This series is far from new, and in fact I've collected copies of a few because other folks have told me they're excellent. But for whatever reason (mostly too many other books on my to-read list), I didn't open one till now. And it took only a handful of chapters to convince me this won't be my last. And if you're a fan of C.J. Box's park ranger Joe Pickett or Steve Hamilton's Alex McKnight as I am, I'm pretty sure you'll love this as well.
It's the first in the author's series featuring former Chicago cop Corcoran "Cork" O'Connor, who moved to remote Aurora, Minnesota, with his wife and three kids.
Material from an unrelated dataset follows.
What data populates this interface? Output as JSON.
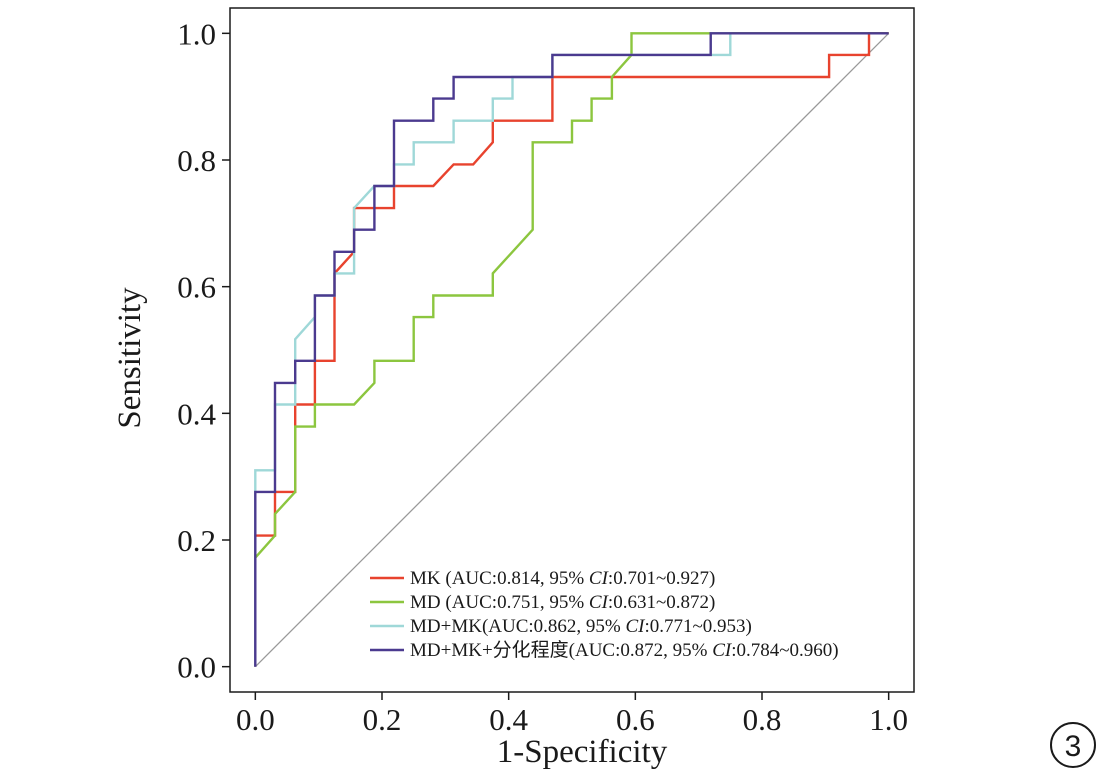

He's part Irish and part Anishiaabe Indian, and Aurora, near Iron Lake, is at the heart of the reservation that includes a wildly successful casino. Cork now is dealing with a soon-to-be ex-wife (a local attorney who mainly represents tribal issues) and the loss of his job as town sheriff. He's moved out of the family home to a place that doubles as a not-fancy gift shop and restaurant. He's also unofficially dating Molly, a local waitress, with mixed feelings about it because he hasn't given up on getting back together with his wife.
But then, a prominent but very unlikable judge apparently commits suicide, and a young boy who might have information goes missing. An old Indian claims a Windingo - an unseen spirit that supposedly calls out the names of its victims - is behind it all. Cork basically dismisses that idea, though given his Indian background, not completely. In fact, he sets out to prove that the judge was murdered, putting his own life (and the lives of the people he loves) in danger.
There's no shortage of action here, and the cultural information on the Anishinaabe and Ojibwe tribes really adds spice to the story. I can't say I was happy with everything that happened, but it all works and convinced me that this is a series well worth reading. Now my only question is, what took me so long? Answer: I don't know, but for sure I won't waste any time getting to the next one!
Iron Lake by William Kent Krueger (Atria, August 1998; reprint June 2009); 352 pp.)